Dans le même temps, deux colonnes blindées pénètrent à partir de l’URSS sur le territoire afghan. Les Soviétiques ne parviennent pas à contrôler les campagnes. Déjà existante, de plus dopée par l’invasion, une forte insurrection anti-communiste leur répond.

Pauvre en moyens, divisée et mal encadrée, ce que l’on va appeler la résistance afghane jouit néanmoins de trois atouts 1/ la rusticité de sa population 2/ le soutien du Pakistan et surtout des États-Unis 3/ une religion, l’islam, qui leur donne un cadre idéologique.

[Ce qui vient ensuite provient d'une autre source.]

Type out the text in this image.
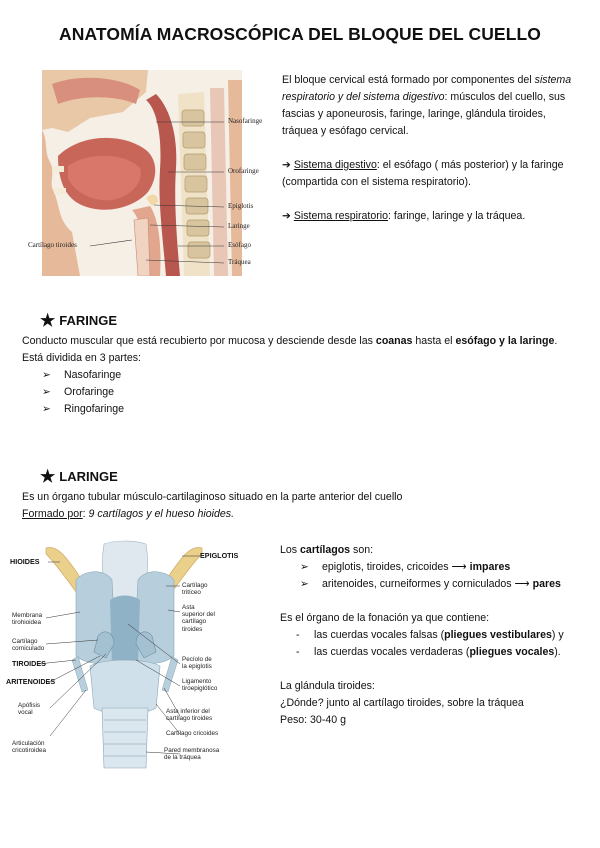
ANATOMÍA MACROSCÓPICA DEL BLOQUE DEL CUELLO
Nasofaringe
Orofaringe
Epiglotis
Laringe
Cartílago tiroides	Esófago
Tráquea
El bloque cervical está formado por componentes del sistema respiratorio y del sistema digestivo: músculos del cuello, sus fascias y aponeurosis, faringe, laringe, glándula tiroides, tráquea y esófago cervical.
➔ Sistema digestivo: el esófago ( más posterior) y la faringe (compartida con el sistema respiratorio).
➔ Sistema respiratorio: faringe, laringe y la tráquea.
★ FARINGE
Conducto muscular que está recubierto por mucosa y desciende desde las coanas hasta el esófago y la laringe.
Está dividida en 3 partes:
➢ Nasofaringe
➢ Orofaringe
➢ Ringofaringe
★ LARINGE
Es un órgano tubular músculo-cartilaginoso situado en la parte anterior del cuello
Formado por: 9 cartílagos y el hueso hioides.
HIOIDES
EPIGLOTIS
Membrana
tirohioidea
Cartílago
corniculado
TIROIDES
ARITENOIDES
Apófisis
vocal
Articulación
cricotiroidea
Cartílago
tritíceo
Asta
superior del
cartílago
tiroides
Pecíolo de
la epiglotis
Ligamento
tiroepiglótico
Asta inferior del
cartílago tiroides
Cartílago cricoides
Pared membranosa
de la tráquea
Los cartílagos son:
➢ epiglotis, tiroides, cricoides ⟶ impares
➢ aritenoides, curneiformes y corniculados ⟶ pares
Es el órgano de la fonación ya que contiene:
- las cuerdas vocales falsas (pliegues vestibulares) y
- las cuerdas vocales verdaderas (pliegues vocales).
La glándula tiroides:
¿Dónde? junto al cartílago tiroides, sobre la tráquea
Peso: 30-40 g
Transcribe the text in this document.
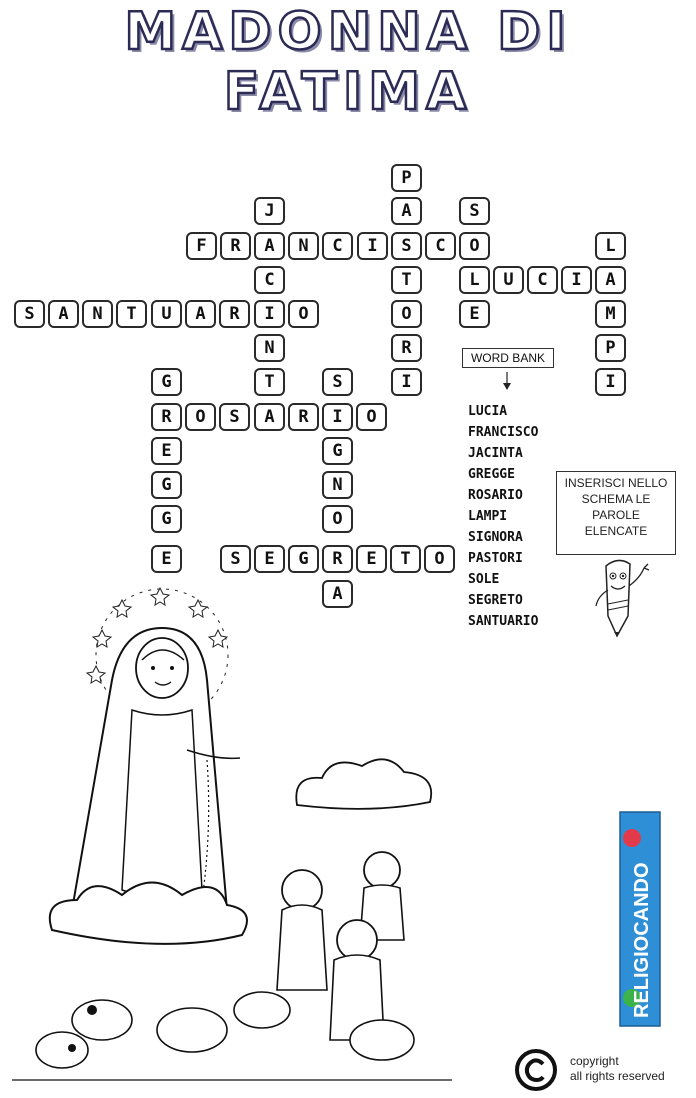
MADONNA DI
FATIMA
P
J	A	S
F	R	A	N	C	I	S	C	O	L
C	T	L	U	C	I	A
S	A	N	T	U	A	R	I	O	O	E	M
N	R	P
G	T	S	I	I
R	O	S	A	R	I	O
E	G
G	N
G	O
E	S	E	G	R	E	T	O
A
WORD BANK
LUCIA
FRANCISCO
JACINTA
GREGGE
ROSARIO
LAMPI
SIGNORA
PASTORI
SOLE
SEGRETO
SANTUARIO
INSERISCI NELLO SCHEMA LE PAROLE ELENCATE
RELIGIOCANDO
copyright
all rights reserved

L’aide américaine est d’autant plus efficace qu’elle a été préparée depuis longtemps. Washington a toujours craint une subversion communiste dirigée contre ses alliés de la région, dont le Pakistan. Dans ce but, non loin de Peshawar (2), en 1957, un centre d’entraînement à la guérilla a été créé par la CIA avec l’aide de l’ISI (3) afin d’y former des volontaires des pays asiatiques (4)

À nos yeux, les Américains ont alors raison de soutenir la résistance afghane, ne serait-ce que pour assurer la sécurité du Golfe arabo-persique, qui baigne les côtes du Pakistan et par où transite la moitié de nos approvisionnements en pétrole. Mais ils vont trop loin.

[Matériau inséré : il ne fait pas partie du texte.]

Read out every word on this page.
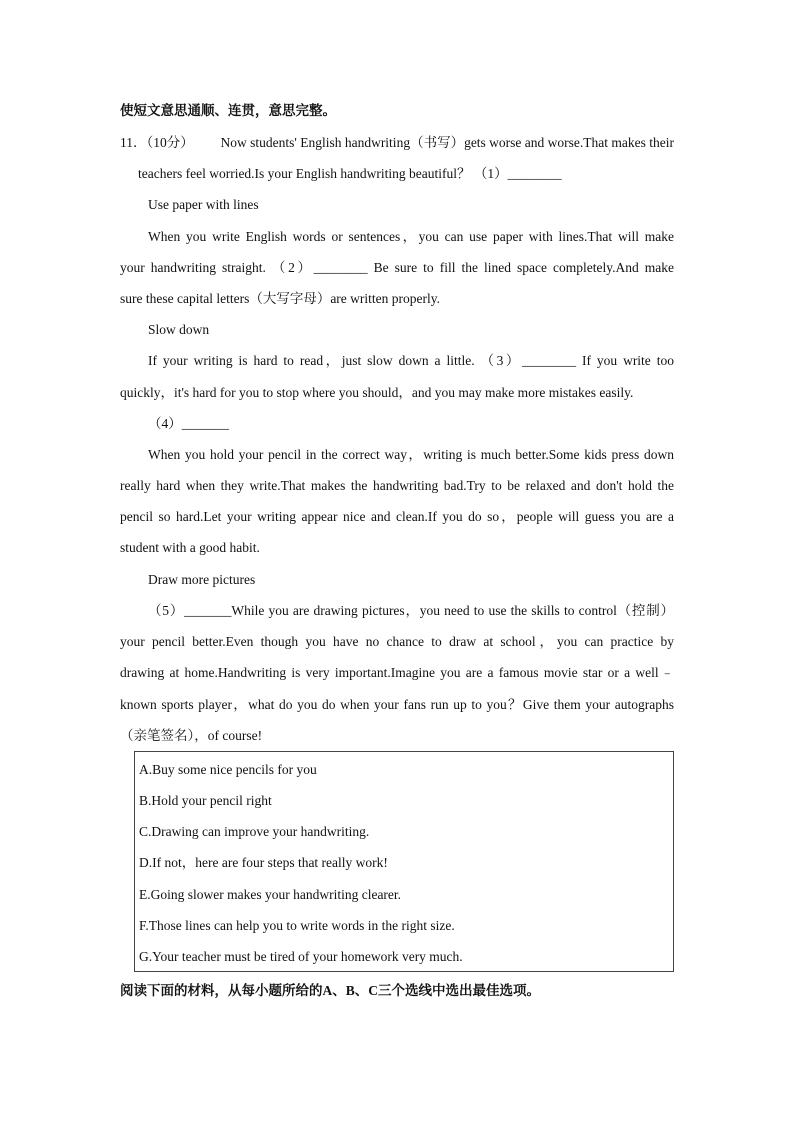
使短文意思通顺、连贯，意思完整。
11．（10分） Now students' English handwriting（书写）gets worse and worse.That makes their
teachers feel worried.Is your English handwriting beautiful？ （1）________
Use paper with lines
When you write English words or sentences，you can use paper with lines.That will make
your handwriting straight. （2）________ Be sure to fill the lined space completely.And make
sure these capital letters（大写字母）are written properly.
Slow down
If your writing is hard to read，just slow down a little. （3）________ If you write too
quickly，it's hard for you to stop where you should，and you may make more mistakes easily.
（4）_______
When you hold your pencil in the correct way，writing is much better.Some kids press down
really hard when they write.That makes the handwriting bad.Try to be relaxed and don't hold the
pencil so hard.Let your writing appear nice and clean.If you do so，people will guess you are a
student with a good habit.
Draw more pictures
（5）_______While you are drawing pictures，you need to use the skills to control（控制）
your pencil better.Even though you have no chance to draw at school，you can practice by
drawing at home.Handwriting is very important.Imagine you are a famous movie star or a well﹣
known sports player，what do you do when your fans run up to you？Give them your autographs
（亲笔签名），of course!
A.Buy some nice pencils for you
B.Hold your pencil right
C.Drawing can improve your handwriting.
D.If not，here are four steps that really work!
E.Going slower makes your handwriting clearer.
F.Those lines can help you to write words in the right size.
G.Your teacher must be tired of your homework very much.
阅读下面的材料，从每小题所给的A、B、C三个选线中选出最佳选项。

Au moins dès 1983, la CIA fait appel à des islamistes arabes proches des Frères musulmans (5) pour venir combattre en Afghanistan. Sans qu’il y ait une collaboration véritable, Oussama Ben Laden, alors un jeune homme, va prospérer dans ce milieu des Arabes d’Afghanistan. À Washington, on compte ainsi faire de la cause afghane la cause de tous les musulmans.

Côté soviétique, l’occupation s’avère coûteuse en hommes tués, en moyens détruits et handicape Moscou sur la scène internationale. De plus, rien n’y fait et en dépit des bombardements, 80% du territoire afghan reste sous le contrôle de la résistance.

Stinger, missile anti-aérienPuis, en 1985, les Américains commencent à livrer des missiles anti-aériens Stinger (photo ci-contre). C’est un coup fatal porté aux Soviétiques qui perdent la suprématie aérienne, jusque-là leur principal atout. Résultat, au Kremlin, Michaël Gorbatchev va entamer le retrait de ses troupes à partir de février 1988.

Le régime communiste ne tombe qu’en 1992 sous les assauts des hommes du commandant Massoud. Les Américains se satisfont de ce succès et abandonnent l’Afghanistan à son sort. Quant aux Arabes invités au conflit, Washington croit qu’ils vont retourner à une vie paisible. Mais ils ont désormais le goût du sang dans la bouche. Le goût du sang et une idéologie.

C’est une grave erreur de les avoir laissés en Afghanistan. En effet, dans les maquis, dès 1985, nous les avons entendus projeter de poursuivre « le jihad » contre l’Occident et ses alliés après la victoire contre les Soviétiques. Aujourd’hui, nous payons aussi la légèreté des Américains.


Alain Chevalérias

Notes

(1) Commandos de l’armée soviétique et aujourd’hui russe.
(2) Ville du nord-ouest du Pakistan qui deviendra la base politique de la résistance afghane et le lieu de rencontre avec la presse.
(3) Service de renseignement pakistanais.
(4) Nous avons interviewé le 27 mai 2007 le général
Mirza Aslam Baig. Ancien patron de l’armée pakistanaise, il nous a raconté avoir servi dans ce centre en temps que jeune officier.
(5) Confrérie islamiste née en Egypte en 1929. Prônant la prise du pouvoir par le processus électoral, elle n’en a pas moins inspiré la plupart des structures islamistes, y compris les plus radicales.